While most abstinence-only programs are more extensive than the class I experienced, they rely on similarly exclusive and stigmatizing messages that lack basic information about sexual health. What I experienced is a routine example of the messages of abstinence-only that children across still experience today. These programs ignore lesbian, gay, bisexual, and transgender youth, who are at high risk for HIV, and use government dollars to condemn them. They also compromise young women's safety by portraying sexually active females as scarred and untrustworthy. From a healthcare perspective, it's essential that scrutiny of these programs focuses on the consequences of abstinence-only's condemnation of young people.

Some of you voice to us the frustration and anger you feel about these programs, both in the purposeful misinformation found in them and in the way they privilege certain types of people and certain types of sex, while disenfranchising and demeaning others. When you do that, we've heard some of you say sometimes that for all of your upset, you don't feel like your particular voice could be meaningful or effective.

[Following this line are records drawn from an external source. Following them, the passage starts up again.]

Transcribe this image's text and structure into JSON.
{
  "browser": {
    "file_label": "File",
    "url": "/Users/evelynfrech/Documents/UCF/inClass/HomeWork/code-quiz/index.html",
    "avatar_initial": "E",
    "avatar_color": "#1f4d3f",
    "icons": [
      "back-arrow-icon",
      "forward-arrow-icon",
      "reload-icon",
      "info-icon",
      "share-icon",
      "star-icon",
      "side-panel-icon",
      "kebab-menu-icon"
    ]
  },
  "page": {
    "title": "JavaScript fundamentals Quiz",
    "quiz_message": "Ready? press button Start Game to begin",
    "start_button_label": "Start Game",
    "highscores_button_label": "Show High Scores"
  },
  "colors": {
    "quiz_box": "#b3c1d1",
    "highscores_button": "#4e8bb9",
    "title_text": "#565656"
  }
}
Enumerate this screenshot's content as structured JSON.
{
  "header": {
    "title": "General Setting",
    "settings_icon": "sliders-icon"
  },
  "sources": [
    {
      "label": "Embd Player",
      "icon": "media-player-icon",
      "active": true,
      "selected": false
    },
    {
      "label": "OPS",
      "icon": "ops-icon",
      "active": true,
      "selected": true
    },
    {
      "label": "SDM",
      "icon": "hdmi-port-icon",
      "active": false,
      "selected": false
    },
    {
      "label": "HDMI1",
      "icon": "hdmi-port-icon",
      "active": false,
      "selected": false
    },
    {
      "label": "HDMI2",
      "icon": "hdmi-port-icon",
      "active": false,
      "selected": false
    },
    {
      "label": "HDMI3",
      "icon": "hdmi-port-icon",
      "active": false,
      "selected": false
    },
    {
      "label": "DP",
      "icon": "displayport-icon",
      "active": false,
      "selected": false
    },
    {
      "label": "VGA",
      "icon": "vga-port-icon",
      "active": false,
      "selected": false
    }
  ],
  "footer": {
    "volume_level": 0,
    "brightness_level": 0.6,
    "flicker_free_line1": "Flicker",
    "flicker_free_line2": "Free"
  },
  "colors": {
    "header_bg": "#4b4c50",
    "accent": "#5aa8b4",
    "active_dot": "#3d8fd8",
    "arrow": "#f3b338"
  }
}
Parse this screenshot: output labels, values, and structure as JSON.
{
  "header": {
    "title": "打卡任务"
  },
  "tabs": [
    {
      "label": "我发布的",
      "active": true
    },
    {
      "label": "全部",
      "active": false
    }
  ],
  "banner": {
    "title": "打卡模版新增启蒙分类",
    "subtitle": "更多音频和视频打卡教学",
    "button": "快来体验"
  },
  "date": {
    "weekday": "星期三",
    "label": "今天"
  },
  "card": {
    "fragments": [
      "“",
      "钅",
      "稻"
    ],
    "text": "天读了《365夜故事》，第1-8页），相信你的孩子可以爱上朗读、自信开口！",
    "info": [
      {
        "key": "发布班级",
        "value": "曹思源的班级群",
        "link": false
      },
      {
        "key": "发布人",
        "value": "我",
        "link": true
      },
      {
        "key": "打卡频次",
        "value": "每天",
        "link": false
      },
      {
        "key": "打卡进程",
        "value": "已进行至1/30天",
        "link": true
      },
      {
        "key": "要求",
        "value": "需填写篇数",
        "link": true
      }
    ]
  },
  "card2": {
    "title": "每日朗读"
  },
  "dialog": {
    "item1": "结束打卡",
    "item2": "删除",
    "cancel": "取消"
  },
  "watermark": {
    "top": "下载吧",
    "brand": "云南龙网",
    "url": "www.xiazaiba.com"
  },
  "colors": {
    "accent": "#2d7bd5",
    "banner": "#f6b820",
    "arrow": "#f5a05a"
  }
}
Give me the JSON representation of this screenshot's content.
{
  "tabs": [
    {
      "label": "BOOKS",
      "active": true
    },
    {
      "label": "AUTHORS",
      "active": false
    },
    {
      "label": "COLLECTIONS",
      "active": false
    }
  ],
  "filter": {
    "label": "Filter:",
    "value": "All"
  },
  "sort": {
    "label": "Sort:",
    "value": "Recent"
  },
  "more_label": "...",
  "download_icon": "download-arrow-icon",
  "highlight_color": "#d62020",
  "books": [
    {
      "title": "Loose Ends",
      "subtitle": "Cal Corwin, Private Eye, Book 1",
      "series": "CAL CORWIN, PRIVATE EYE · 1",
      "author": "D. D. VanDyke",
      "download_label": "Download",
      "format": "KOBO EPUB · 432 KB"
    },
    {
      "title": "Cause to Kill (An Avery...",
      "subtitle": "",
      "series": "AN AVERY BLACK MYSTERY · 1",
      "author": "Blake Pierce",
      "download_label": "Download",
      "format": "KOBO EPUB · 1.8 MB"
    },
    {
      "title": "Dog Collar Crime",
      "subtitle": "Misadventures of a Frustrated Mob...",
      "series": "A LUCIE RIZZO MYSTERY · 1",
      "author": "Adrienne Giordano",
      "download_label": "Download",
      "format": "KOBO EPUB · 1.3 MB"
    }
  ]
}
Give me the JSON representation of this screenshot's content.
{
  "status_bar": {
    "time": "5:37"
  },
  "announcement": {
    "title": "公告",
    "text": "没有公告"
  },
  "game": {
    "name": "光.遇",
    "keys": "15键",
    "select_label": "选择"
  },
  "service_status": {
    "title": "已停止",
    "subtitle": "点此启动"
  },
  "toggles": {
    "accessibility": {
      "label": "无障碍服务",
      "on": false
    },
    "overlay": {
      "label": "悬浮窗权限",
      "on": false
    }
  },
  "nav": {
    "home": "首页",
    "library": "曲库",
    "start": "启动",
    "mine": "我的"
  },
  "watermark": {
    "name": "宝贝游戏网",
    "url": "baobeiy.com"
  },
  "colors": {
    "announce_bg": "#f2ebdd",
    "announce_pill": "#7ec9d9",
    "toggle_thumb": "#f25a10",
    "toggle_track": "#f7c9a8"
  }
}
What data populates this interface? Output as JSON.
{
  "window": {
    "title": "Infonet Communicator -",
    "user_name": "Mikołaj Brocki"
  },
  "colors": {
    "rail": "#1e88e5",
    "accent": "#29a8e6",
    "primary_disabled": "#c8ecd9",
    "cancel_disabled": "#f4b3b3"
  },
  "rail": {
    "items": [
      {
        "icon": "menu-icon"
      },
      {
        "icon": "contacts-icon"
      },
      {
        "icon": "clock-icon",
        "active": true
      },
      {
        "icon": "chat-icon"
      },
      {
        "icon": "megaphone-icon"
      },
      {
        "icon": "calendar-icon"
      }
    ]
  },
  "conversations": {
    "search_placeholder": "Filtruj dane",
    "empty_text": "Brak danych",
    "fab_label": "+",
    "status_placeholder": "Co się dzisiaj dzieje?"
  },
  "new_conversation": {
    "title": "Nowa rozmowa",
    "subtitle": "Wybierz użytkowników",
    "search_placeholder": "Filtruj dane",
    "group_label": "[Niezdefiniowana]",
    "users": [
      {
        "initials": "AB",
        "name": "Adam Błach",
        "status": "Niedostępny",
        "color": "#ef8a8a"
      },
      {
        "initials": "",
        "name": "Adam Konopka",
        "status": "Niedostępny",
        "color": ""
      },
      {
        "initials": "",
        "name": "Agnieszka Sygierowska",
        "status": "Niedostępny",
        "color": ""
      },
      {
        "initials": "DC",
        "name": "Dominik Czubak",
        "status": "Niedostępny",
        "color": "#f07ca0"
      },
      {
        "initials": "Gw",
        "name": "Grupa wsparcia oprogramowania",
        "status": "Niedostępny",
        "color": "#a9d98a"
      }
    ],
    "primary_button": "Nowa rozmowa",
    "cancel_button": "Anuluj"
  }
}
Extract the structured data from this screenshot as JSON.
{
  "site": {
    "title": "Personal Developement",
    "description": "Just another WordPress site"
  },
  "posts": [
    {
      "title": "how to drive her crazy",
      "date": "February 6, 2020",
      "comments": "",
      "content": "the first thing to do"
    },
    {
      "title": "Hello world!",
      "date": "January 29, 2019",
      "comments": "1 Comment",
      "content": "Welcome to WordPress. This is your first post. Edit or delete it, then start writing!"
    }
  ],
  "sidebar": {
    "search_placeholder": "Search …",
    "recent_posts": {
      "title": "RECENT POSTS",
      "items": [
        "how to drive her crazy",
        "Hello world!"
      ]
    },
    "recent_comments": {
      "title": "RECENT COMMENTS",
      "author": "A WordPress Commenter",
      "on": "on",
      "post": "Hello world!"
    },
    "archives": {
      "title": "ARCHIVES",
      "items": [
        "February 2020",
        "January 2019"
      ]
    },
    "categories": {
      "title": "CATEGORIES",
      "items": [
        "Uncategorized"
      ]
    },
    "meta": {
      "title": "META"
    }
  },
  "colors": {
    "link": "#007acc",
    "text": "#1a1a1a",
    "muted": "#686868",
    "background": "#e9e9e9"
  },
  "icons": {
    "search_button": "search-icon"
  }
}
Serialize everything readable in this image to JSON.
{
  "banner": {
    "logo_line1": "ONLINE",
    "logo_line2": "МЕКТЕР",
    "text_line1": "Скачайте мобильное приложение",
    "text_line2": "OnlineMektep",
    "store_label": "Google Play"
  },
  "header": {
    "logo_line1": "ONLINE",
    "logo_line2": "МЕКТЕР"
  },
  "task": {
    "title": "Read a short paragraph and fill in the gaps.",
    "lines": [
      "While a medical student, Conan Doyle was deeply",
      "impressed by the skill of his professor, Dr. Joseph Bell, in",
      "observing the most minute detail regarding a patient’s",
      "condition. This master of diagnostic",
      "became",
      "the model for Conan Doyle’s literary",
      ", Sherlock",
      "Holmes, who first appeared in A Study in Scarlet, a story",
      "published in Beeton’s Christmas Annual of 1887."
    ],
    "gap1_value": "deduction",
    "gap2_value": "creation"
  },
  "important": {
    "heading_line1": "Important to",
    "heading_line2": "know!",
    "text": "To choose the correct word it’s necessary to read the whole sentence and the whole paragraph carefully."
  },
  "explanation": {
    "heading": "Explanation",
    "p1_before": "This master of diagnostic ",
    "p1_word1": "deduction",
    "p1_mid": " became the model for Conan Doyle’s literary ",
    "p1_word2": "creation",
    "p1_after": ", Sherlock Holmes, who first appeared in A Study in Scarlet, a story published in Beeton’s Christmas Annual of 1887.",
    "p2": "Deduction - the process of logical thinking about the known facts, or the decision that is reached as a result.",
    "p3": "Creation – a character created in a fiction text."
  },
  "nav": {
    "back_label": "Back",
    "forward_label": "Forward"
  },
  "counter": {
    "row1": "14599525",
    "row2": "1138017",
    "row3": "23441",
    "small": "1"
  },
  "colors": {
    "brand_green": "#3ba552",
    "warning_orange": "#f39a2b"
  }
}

So, I wanted to be sure that you got a look at two young people who have made clear this week that that's just rubbish, and that your voices, especially on this particular issue, are not only exceptionally meaningful but deeply important to have heard. You may not have the opportunity to speak at a hearing like this, but you can certainly write letters to your school boards, your congresspeople, your communities, organize peer outreach boards to talk to adults about this, actively challenge teachers and classmates in schools where you are getting inaccurate or discriminatory sex education or find other original ways to provide the perspectives which everyone who has anything to say or do on this topic very much needs to hear.